Se c’è una cosa positiva capitata a noi appassionati di fumetti in questi ultimi anni di affermazione totale — e totalizzante, mi viene da dire — del genere cinefumetto è la serializzazione dei prodotti cinematografici e televisivi. Niente giova più a storie così complesse e intricate come possono essere quelle supereroiche quanto una ragionata e intelligente divisione della narrazione. I cosiddetti one-shot funzionano molto su carta, ma quando hai davanti personaggi con decenni di storie alle spalle non li si può liquidare con due ore di girato.

Ora: se questo a lungo andare sta degenerando da un lato, privando completamente o quasi i prodotti di genere del loro caratteristico sense of wonder — si, parlo con te, Age of Ultron — dall’altro costringe le case produttrici a inventare qualcosa di nuovo per tenere sveglio, appassionato e fidelizzato il pubblico. Se il successo di Marvel e Disney sui propri supereroi non fosse stato così travolgente, la DC Comics e Warner bros. probabilmente non avrebbero mai deciso di costruire un proprio universo che ci consentirà di vedere finalmente insieme sul grande schermo Batman, Superman e Wonder Woman ( anche se bastava fermarsi già ai primi due per generare un evento mai visto prima). Ancora: è grazie all’applicazione delle idee di serialità ma soprattutto di continuity al mondo televisivo che Arrow e The Flash, pur nella loro struttura inizialmente semplice, stanno costruendo un vero e proprio universo narrativo nuovo e destinato ad ampliarsi parecchio quando in gennaio arriverà sugli schermi di TheCW anche Legends of Tomorrow.

C’è un ulteriore punto di sviluppo sul quale però il Marvel Cinematic Universe sta facendo scuola: la narrazione di contorno. Ovvero l’esposizione del retroscena, del giorno dopo; di ciò che succede dopo l’attacco alieno dei Chitauri o la caduta dello SHIELD. Di come la gente comune vive questi enormi cambiamenti in un mondo in cui esseri umani camminano fianco a fianco a giganti gamma e dei della mitologia.

Questo però non è un aspetto che può essere esplorato da Agents of S.H.I.E.L.D. che, pur nella sua struttura interessante, mantiene una certa qual voglia di restare dentro quel mondo fatto di leggende viventi che mal si coniuga a questa necessità narrativa del tenere i piedi per terra — non tutti riescono a volare, dopotutto: Marvel questo lo sa, e per conservare una sua coerenza non ha rinunciato alla faccia più quotidiana, terrena e sporca di questo giocattolone che è diventato il MCU.

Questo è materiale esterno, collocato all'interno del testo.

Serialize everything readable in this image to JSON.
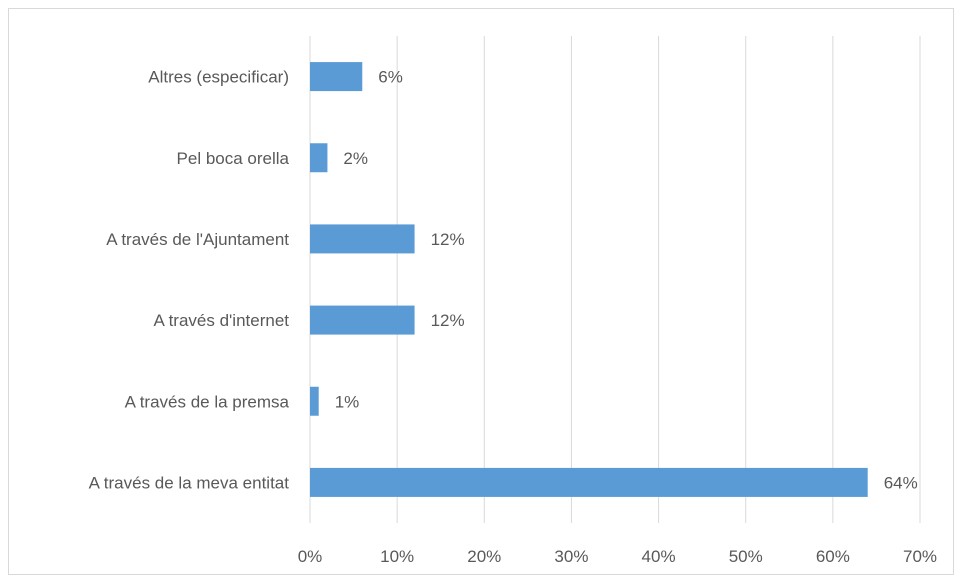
{
  "chart_data": {
    "type": "bar",
    "orientation": "horizontal",
    "categories": [
      "Altres (especificar)",
      "Pel boca orella",
      "A través de l'Ajuntament",
      "A través d'internet",
      "A través de la premsa",
      "A través de la meva entitat"
    ],
    "values": [
      6,
      2,
      12,
      12,
      1,
      64
    ],
    "data_labels": [
      "6%",
      "2%",
      "12%",
      "12%",
      "1%",
      "64%"
    ],
    "x_ticks": [
      "0%",
      "10%",
      "20%",
      "30%",
      "40%",
      "50%",
      "60%",
      "70%"
    ],
    "xlim": [
      0,
      70
    ],
    "title": "",
    "xlabel": "",
    "ylabel": "",
    "grid": "vertical",
    "legend": "none",
    "bar_color": "#5b9bd5"
  }
}
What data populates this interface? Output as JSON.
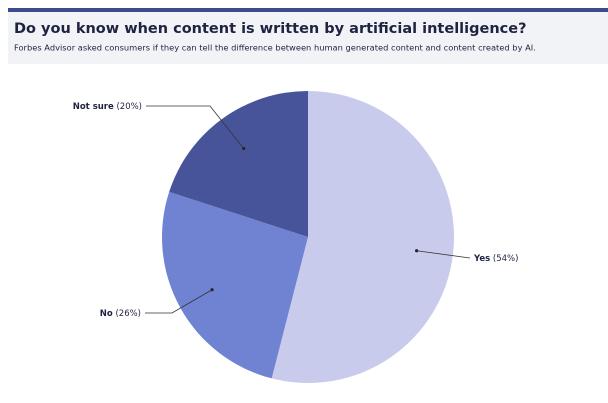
{
  "chart_data": {
    "type": "pie",
    "title": "Do you know when content is written by artificial intelligence?",
    "subtitle": "Forbes Advisor asked consumers if they can tell the difference between human generated content and content created by AI.",
    "categories": [
      "Yes",
      "No",
      "Not sure"
    ],
    "values": [
      54,
      26,
      20
    ],
    "value_labels": [
      "(54%)",
      "(26%)",
      "(20%)"
    ],
    "colors": [
      "#c8cbec",
      "#7083d2",
      "#48549a"
    ]
  }
}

LA RIVINCITA DEI COMPRIMARI

Per questo ci si è rivolti a quei personaggi che meno hanno potere sulle grandi catastrofi cosmiche, ma le cui battaglie si consumano giorno per giorno, contro spacciatori agli angoli delle strade e tagliagole disposti ad accoltellarti a tradimento per una manciata di dollari. In questo aspetto, prima di ogni altra cosa, va identificato il successo di Daredevil, andata in onda non a caso su Netflix lo scorso aprile: nel suo essere “grounded” o — come si dice negli articoli colti — “hard boiled”, scavata direttamente dalle pagine di quei giornaletti pulp che tanto Frank Miller amava e che intuì essere la giusta atmosfera per il Diavolo di Hell’s Kitchen. Dico “non a caso su Netflix” perché solo su questa piattaforma ci si può concedere il giusto grado di realismo e violenza, senza crollare nella stucchevole situazione per la quale una catastrofe ecologica, climatica e planetaria come la distruzione di un’intera città trasformata in meteorite provoca una sola e unica vittima e nemmeno tra i civili.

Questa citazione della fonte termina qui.